Most students choose a college based in large part on what it’s going to cost them. So when the federal government started collecting and publishing average net prices by income group at individual institutions, consumer-information advocates cheered. People would be able to see which colleges were most affordable for families like theirs.
But as my colleague Soo Oh and I report here, the numbers don’t actually allow for good comparisons when it comes to wealthy colleges with generous need-based aid.
Those colleges tend to look at income in two ways that can produce very different numbers for the same family. And in reporting net-price data to the government, institutions are not all categorizing students in the same way. Some put them into income groups using the federal measure of income, while others use the institutional figure. So what looks like an apples-to-apples comparison of colleges’ affordability really isn’t. Read more about that here.
Now that the data exist, however, they cry out for such comparisons. One question that has emerged is how low-income students can possibly pay as much as they appear to be at some elite colleges. But the confusion about who goes in which category isn’t the only problem with the government’s net-price-by-income data. The averages by income group are based only on first-time, full-time freshmen who receive federal financial aid—grants, loans, or Work-Study. For public colleges, only in-state students are counted.
At many colleges, all of that provides a good representation of what students actually pay, at least for those who come in as freshmen and enroll full time.
But for elite colleges, the averages are less reliable. Smaller shares of students there receive federal aid, in part because many of them are from wealthy families. But others who might not get a cent of federal aid the colleges still consider needy. Even if those students get big price breaks from their institutions, they won’t show up in the data.

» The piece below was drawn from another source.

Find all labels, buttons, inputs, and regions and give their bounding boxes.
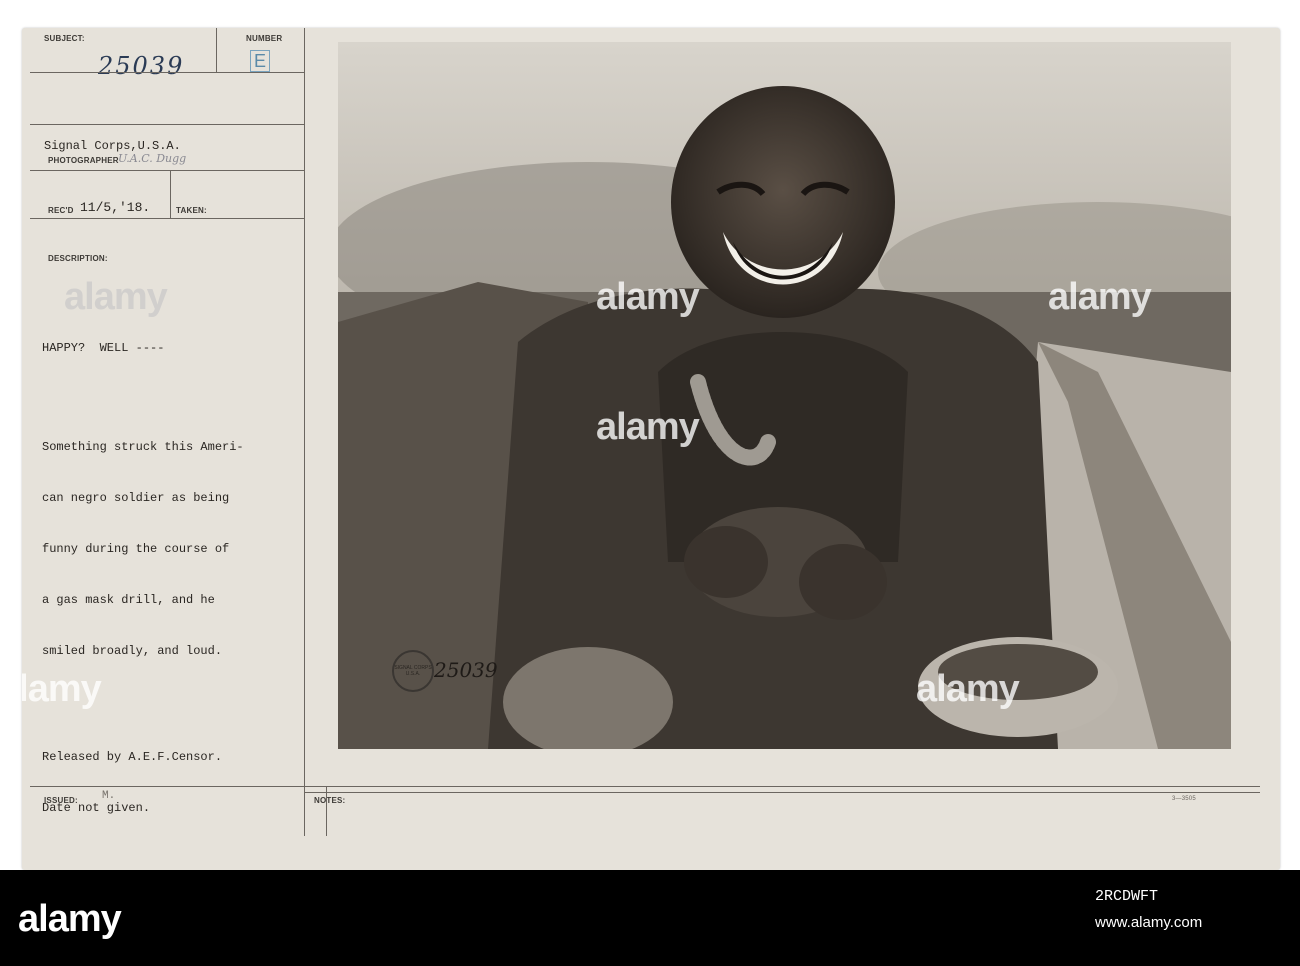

Now the averages should pull in most of the elite colleges’ low-income students, because they would qualify for federal Pell Grants. The data would not, however, include low-income international students who are getting institutional but not federal aid.

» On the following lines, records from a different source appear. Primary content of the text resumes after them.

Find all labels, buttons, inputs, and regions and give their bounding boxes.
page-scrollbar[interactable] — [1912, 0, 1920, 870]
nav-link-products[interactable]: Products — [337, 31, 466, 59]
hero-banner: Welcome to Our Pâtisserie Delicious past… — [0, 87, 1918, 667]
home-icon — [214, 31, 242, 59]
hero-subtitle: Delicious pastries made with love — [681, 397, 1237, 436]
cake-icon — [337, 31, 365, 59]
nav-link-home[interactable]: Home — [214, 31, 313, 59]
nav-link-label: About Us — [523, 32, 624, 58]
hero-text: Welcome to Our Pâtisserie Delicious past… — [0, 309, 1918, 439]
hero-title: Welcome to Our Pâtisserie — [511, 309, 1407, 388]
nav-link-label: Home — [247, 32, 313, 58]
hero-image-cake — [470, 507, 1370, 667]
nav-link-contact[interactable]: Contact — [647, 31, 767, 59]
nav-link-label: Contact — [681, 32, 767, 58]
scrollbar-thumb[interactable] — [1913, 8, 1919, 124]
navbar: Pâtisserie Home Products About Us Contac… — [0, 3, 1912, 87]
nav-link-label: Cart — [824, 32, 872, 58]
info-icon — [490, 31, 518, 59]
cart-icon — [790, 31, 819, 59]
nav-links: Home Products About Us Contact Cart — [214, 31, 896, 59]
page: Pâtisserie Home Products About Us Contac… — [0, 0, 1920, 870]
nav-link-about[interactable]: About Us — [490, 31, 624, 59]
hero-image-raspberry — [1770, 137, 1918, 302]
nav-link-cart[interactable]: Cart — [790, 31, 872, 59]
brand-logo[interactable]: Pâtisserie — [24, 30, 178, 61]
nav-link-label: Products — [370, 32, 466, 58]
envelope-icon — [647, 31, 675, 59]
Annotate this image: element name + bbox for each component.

At higher income levels, the data are much less comprehensive. The only federal financial aid higher-income students usually get is student loans. Some wealthy colleges include loans in students’ financial-aid packages, but others don’t. Some students borrow; many do not. That means only a fraction of higher-income students are represented in the published net prices, which may or may not match the actual averages.
So what proportion of elite colleges’ student bodies are the government’s average prices based on? In other words, what share of students receive some form of federal financial aid?
The Chronicle calculated the percentage of first-time, full-time freshmen whose net prices count toward the government averages at each institution in the Top 25 Liberal-Arts Colleges and the Top 25 National Universities, as ranked by U.S. News & World Report (minus the military-service academies). Of the group, Grinnell College had the largest share of its freshman class represented: 62 percent. The share was smallest at Princeton University: 16 percent. When we averaged the percentages of all the colleges, it came to about 40 percent.
So even if all elite colleges categorized students into income groups in the same way, the government’s net-price data still wouldn’t give us a very good sense of what most of their students are paying.